É la prima cosa che ho pensato anche io: spinti dal desiderio di far funzionare questa soluzione senza dubbio piacevole, i dipendenti avranno spinto al massimo per convincere l'azienda che questa soluzione poteva funzionare. É quello che farei anche io. Ma una volta solidificatosi questa abitudine, mi domando se piano piano lo sprint iniziale non lascerebbe spazio ai ritmi precedenti, portando ad una produttivitá inferiore rispetto ad ora.
Spero di no, ovviamente: il venerdí a casa piacerebbe anche a me
paoloff05 Novembre 2019, 09:10 #2

oibene

bisognerebbe vedere i risultati a lungo termine. da parte mia da quando sono a part time a 30 ore sto decisamente meglio, ed anche sul luogo i lavoro mi accorgo di lavorare molto meglio
Eress05 Novembre 2019, 09:24 #3
Ovvio.
Mr Resetti05 Novembre 2019, 09:54 #4
A me andrebbe anche bene lavorare 5 giorni a settimana, ma per 6 ore invece delle 8. Avere due ore in più al giorno da poter dedicare ad altro, sarebbe un toccasana.

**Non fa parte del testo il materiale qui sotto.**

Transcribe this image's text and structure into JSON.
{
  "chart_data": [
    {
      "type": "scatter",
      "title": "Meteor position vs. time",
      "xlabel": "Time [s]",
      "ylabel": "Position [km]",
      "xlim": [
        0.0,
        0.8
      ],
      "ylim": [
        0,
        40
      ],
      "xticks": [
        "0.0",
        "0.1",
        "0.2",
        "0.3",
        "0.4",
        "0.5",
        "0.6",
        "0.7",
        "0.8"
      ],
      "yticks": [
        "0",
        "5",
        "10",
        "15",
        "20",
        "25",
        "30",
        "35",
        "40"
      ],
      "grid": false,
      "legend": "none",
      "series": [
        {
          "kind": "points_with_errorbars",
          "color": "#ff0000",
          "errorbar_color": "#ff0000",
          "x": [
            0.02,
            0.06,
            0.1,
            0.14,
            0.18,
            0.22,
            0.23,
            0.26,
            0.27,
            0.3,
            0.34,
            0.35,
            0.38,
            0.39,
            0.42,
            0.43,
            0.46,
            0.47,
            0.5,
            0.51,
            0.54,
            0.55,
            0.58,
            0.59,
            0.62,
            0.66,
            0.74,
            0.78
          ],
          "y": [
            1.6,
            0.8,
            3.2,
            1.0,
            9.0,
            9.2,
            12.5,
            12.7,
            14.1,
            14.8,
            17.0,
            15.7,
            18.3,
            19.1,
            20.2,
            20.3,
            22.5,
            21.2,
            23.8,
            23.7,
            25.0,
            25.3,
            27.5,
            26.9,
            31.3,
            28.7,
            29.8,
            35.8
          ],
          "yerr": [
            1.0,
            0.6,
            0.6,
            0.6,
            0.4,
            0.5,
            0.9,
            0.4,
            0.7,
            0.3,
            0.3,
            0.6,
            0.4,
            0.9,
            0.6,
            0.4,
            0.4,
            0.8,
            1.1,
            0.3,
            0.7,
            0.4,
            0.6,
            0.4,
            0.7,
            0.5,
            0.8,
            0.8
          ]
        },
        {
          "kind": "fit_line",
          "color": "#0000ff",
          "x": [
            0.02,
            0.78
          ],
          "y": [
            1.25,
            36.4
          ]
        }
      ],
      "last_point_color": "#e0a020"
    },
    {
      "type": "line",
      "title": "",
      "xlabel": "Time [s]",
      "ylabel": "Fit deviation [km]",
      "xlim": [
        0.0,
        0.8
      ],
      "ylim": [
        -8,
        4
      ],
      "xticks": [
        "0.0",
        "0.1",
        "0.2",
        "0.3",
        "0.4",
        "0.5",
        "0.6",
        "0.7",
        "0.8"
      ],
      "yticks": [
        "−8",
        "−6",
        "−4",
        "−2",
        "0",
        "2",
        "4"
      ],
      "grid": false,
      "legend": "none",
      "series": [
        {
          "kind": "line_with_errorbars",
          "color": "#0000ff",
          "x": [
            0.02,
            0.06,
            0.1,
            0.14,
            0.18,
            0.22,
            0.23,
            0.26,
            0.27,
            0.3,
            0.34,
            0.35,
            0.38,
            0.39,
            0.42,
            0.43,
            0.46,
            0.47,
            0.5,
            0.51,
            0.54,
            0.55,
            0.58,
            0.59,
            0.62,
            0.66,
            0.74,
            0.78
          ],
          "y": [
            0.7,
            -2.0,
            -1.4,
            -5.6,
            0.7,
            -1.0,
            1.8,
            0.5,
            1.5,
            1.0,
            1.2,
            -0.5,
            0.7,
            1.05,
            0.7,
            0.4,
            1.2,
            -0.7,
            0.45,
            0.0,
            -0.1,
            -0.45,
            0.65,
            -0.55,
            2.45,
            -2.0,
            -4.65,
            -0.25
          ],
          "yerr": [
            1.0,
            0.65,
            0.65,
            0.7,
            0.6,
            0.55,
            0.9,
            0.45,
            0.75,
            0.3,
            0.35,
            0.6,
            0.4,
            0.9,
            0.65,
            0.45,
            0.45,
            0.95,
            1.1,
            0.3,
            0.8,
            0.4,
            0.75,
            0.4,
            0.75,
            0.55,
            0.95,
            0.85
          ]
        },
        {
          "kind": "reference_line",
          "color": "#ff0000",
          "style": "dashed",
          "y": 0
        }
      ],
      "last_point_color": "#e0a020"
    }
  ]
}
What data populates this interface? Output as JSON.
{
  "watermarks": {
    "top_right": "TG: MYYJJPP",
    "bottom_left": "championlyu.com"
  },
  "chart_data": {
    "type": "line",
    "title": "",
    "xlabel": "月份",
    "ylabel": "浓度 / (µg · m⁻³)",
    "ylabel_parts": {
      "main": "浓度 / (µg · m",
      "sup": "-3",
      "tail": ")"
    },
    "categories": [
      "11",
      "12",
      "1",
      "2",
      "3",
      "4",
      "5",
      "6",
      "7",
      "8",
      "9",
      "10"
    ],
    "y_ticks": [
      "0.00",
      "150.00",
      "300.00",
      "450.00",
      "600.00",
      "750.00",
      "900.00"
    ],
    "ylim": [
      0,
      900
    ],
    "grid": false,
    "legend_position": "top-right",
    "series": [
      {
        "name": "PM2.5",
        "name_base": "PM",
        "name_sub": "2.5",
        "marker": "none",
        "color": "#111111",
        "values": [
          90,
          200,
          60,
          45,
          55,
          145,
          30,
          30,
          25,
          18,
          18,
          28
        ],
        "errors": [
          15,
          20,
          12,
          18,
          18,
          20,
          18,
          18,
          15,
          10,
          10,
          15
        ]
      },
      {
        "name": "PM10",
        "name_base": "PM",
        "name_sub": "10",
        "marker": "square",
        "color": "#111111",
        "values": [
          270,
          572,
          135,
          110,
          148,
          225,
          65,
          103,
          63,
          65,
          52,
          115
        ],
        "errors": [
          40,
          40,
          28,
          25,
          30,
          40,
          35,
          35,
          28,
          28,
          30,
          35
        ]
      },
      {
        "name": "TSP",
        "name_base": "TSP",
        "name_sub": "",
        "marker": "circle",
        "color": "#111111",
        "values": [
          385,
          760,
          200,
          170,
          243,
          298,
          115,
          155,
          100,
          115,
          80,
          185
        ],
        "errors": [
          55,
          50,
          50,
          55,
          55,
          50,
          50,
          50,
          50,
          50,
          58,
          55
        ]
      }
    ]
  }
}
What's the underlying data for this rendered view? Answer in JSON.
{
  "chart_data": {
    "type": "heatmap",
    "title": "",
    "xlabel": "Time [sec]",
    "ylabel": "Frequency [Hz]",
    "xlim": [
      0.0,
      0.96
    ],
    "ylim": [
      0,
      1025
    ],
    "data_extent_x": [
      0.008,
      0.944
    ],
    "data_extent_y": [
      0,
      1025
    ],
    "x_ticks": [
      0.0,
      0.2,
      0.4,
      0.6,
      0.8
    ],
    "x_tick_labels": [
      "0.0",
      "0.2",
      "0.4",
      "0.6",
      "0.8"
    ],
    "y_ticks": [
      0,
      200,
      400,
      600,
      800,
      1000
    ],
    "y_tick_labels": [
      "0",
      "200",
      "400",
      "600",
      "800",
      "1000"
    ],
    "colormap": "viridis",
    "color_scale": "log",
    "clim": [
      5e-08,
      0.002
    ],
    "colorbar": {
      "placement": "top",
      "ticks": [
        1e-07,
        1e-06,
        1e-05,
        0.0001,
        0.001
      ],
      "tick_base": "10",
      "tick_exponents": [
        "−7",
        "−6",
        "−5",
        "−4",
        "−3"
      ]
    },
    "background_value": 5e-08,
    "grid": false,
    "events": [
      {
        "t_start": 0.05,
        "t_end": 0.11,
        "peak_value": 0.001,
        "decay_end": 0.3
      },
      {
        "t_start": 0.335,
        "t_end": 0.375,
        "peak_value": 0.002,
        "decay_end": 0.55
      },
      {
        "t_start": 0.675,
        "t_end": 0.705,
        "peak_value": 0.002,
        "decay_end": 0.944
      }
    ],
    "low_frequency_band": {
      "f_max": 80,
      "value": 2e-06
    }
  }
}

Avrei molto più tempo per fare quel che mi piace e anche curare di più il fisico e la mente.
Steve Grow05 Novembre 2019, 10:04 #5
E' una cosa che ho sempre pensato e che negli ultimi anni ho sprimento, in parte, tramite smartworking. Ma più che il venerdì a casa che alla lunga ti ci abitui, la vera differenza la fa il mercoledi. Lavori due giorni, rifiati e poi torni a lavoro. Quando facevo il pendolare sarebbe stata una manna dal cielo avere un giorno in mezzo alla settimana per recuperare le ore di sonno.
Unrue05 Novembre 2019, 10:07 #6
Io non ho capito se hanno ridotto le ore o hanno condensato le ore di 5 giorni in 4. Perché se siamo nel primo caso può funzionare, nel secondo la vedo dura, magari con aggiunta gli straordinari. Comunque in Italia alle aziende scoccia a darti il telelavoro (ove possibile ovviamente), figurati a farti stare a casa pagato.

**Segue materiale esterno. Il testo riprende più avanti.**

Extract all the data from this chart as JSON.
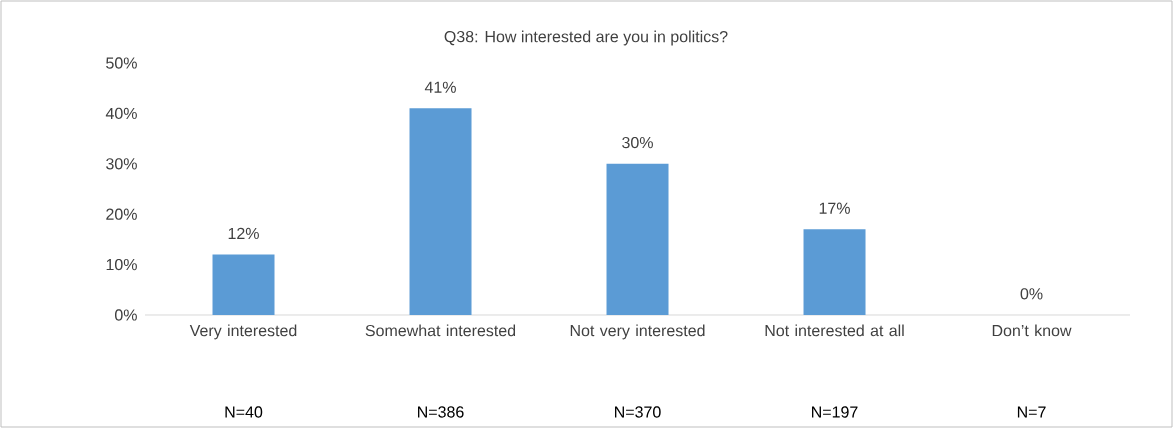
{
  "chart_data": {
    "type": "bar",
    "title": "Q38: How interested are you in politics?",
    "categories": [
      "Very interested",
      "Somewhat interested",
      "Not very interested",
      "Not interested at all",
      "Don’t know"
    ],
    "values": [
      12,
      41,
      30,
      17,
      0
    ],
    "value_labels": [
      "12%",
      "41%",
      "30%",
      "17%",
      "0%"
    ],
    "color": "#5b9bd5",
    "ylim": [
      0,
      50
    ],
    "yticks": [
      {
        "value": 0,
        "label": "0%"
      },
      {
        "value": 10,
        "label": "10%"
      },
      {
        "value": 20,
        "label": "20%"
      },
      {
        "value": 30,
        "label": "30%"
      },
      {
        "value": 40,
        "label": "40%"
      },
      {
        "value": 50,
        "label": "50%"
      }
    ],
    "annotations": [
      "N=40",
      "N=386",
      "N=370",
      "N=197",
      "N=7"
    ]
  }
}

E comunque al di là di quello non capisco perché in Giappone tendono a fare così tanti straordinari.
cignox105 Novembre 2019, 10:09 #7
A me andrebbe bene sia lavorare un'ora e mezza in meno al giorno che avere un giorno piú a casa (come suggeriva qualcuno, magari il mercoledí sarebbe piú interessante).
Certo: se tra le mansioni c'é assistenza/supporto o sportello c'é poco da fare, a meno che non si possano fare i "turni"...
Eress05 Novembre 2019, 10:19 #8
Originariamente inviato da: Mr Resetti
A me andrebbe anche bene lavorare 5 giorni a settimana, ma per 6 ore invece delle 8. Avere due ore in più al giorno da poter dedicare ad altro, sarebbe un toccasana. Avrei molto più tempo per fare quel che mi piace e anche curare di più il fisico e la mente.

Mi pare che in alcuni paesi come la Svezia, questo sia già in atto da tempo.
sniperspa05 Novembre 2019, 10:24 #9
C'è da vedere nel lungo periodo, in quel mese magari i dipendenti si sono impegnati appositamente di più per spingere l'iniziativa.

Di sicuro se lavorassi 1-2 giorni da casa a settimana sarebbe già un gran risultato
Ragerino05 Novembre 2019, 10:33 #10
Questo discorso puo funzionare per i lavori 'da scrivania', e nemmeno per tutti. Un meccanico di macchine non ripara lo stesso numero di macchine in meno ore o giorni. Non si applica a nessun lavoro di 'servizi' o retail. E nemmeno una fabbrica può produrre le stesse cose in meno ore, è fisicamente impossibile.

E considerando che non possiamo tutti lavorare dietro ad una scrivania, perche altrimenti il mondo si fermerebbe, come fai a pagare ugualmente uno che lavora meno ore nell'arco della settimana, rispetto ad uno che per forza delle cose è obbligato a farsele tutte le ore?
Però certo, lavorare di meno e meglio sarebbe meglio per tutti.